THIS DECISION HAS BEEN ARCHIVED and replaced by Data consistency and message driven approach. While the examples here may be illustrative and useful for gaining additional context, no further discussions or decisions should take place here.
This decision has been migrated to the Technical Council's Decision Log as part of a consolidation effort. See: DR-000024 - Deletion of core-module records may leave dangling references from non-core modules
- Deletion of records by core UI modules is problematic because it may leave dangling references to deleted records in non-core modules. Core modules are at the bottom of the hierarchy, unaware of the modules that sit above them in the hierarchy; this prevents core modules from issuing queries to identify such references. This is succinctly, if frustratingly, captured in the PR discussion related to UITEN-128.
- Even if we can resolve this in the UI (see notes, below) the possibility remains that direct API requests to delete records may leave dangling references in other parts of the system.
- It may be possible to mitigate this in the UI by using the "handler" app-type to function as an event bus (since the UI bundle is deployed as a monolith, events published in one module could, potentially, be acted upon by another) but we don't actually have anything like this in production yet. We do have handler-modules, but don't have an established protocol for apps to issue their own events.
- - UITEN-128Getting issue details... STATUS
- - UITEN-74Getting issue details... STATUS
- - UITEN-75Getting issue details... STATUS
- - UICR-125Getting issue details... STATUS
Analysis and options
Basically, 2 main alternatives can be suggested for the provided context:
|Alternative option||Brief description||Potential use cases|
|Cascade deletion||deleting a code-module record leads to all non-core-modules records referring to it must also be deleted|
|Soft deletion||a core-module record is not being physically deleted but is being rather marked with a specific dedicated flag (e.g. is_deleted = true / false)|
It looks that both options can be viable for FOLIO depending on particular use case.
It worth also noting that - UICR-125Getting issue details... STATUS case is slightly different and is about dangling references while not deletion but moving of a core-module record; neither cascade nor soft deletion is applicable here. At the same time, this case and cascade deletion case have one great similarity - in both, non-core-modules are to be notified about a change in core-module. In this context, a robust notification channel with guaranteed delivery to transfer change events from one module (say, module-source) to another module (say, module-recipient) is required. More details are on Data consistency and message driven approach # Notification channel.
Soft deletion option
More details regarding this option.
- Q: It requires that every client understands that deleted records might be present and when the API will provide them and when it will not.

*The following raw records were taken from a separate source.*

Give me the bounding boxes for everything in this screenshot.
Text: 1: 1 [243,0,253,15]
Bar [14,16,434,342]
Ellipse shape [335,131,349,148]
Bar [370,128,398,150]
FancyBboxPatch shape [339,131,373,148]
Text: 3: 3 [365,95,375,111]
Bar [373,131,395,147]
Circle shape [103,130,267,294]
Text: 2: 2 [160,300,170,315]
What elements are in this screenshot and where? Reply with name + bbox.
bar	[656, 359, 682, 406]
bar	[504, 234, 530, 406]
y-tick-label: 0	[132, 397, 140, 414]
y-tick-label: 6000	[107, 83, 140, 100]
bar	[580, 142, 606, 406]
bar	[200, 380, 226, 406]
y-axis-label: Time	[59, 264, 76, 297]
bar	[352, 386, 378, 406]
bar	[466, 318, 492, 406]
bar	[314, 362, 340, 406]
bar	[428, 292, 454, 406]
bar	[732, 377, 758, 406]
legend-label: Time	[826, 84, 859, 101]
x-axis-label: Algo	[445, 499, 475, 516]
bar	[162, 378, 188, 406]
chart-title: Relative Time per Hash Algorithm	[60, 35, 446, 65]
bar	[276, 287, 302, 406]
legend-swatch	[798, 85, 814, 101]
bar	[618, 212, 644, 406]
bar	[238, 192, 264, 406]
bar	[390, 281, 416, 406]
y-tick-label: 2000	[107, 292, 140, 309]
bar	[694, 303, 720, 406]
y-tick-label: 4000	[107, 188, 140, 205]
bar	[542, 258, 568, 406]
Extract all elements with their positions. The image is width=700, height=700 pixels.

- A: Sure, every client should know the rules of the game. Though once the rules will be agreed and shared, it's just a platform-wide knowledge
- Q: Let's say a loan references an item, that item is then soft-deleted, when the loan is presented in the UI, would the item information be presented or not?
- A: Yes, the loan is available, and the item information still can be retrieved by a single endpoint. At the same time, loan UI should be able to notify end user that the item has been deleted (via a warning message, or via a dedicated UI field, or via disabling of editing particular values received from the item
High level actions required for core / non-core modules are shown below:
|Core module||Another module referencing core module|
Zak_Burke - Have you considered such option as soft deletion? It's when a record is not being physically deleted from database leaving all those dangling references but is being rather marked with a specific dedicated flag (e.g. is_deleted = true / false).
This approach does physically keep a record presented in database meanwhile there are no dangling references, and the is_deleted flag is to be handled properly on application level (e.g. the record should not be visible in UI, it's not allowed to be updated etc.)
The key feature of this approach is a minimization of changes on data layer (so that no /minimal affect on data consistency is expected) and shifting / encapsulating a new logic to handle this on Data Access or even UI layer.
If this seems to be a viable solution I can try to drive this forward working through additional details.
Folks have talked about this as an option.
How would this work in practice? Would the single record endpoint would still provide deleted records however the collection endpoint would not include them?
This is one of the trade offs with this approach, it requires that every client understands that deleted records might be present and when the API will provide them and when it will not.
By encapsulated at the data layer, do you mean that the records would still be there, yet the API would not present them in either the collection or single record endpoint responses?
I think one of the other trade offs with this approach is that it weakens the decision that something has been deleted, whilst that still needing to be considered by clients of the API.
As an example. Lets say that a loan references an item, that item is then soft-deleted, when the loan is presented in the UI, would the item information be presented or not?
Thanks for you comments Marc Johnson. I added some answers and details regarding this option in text above. Let's sync during next Tech Leads meeting.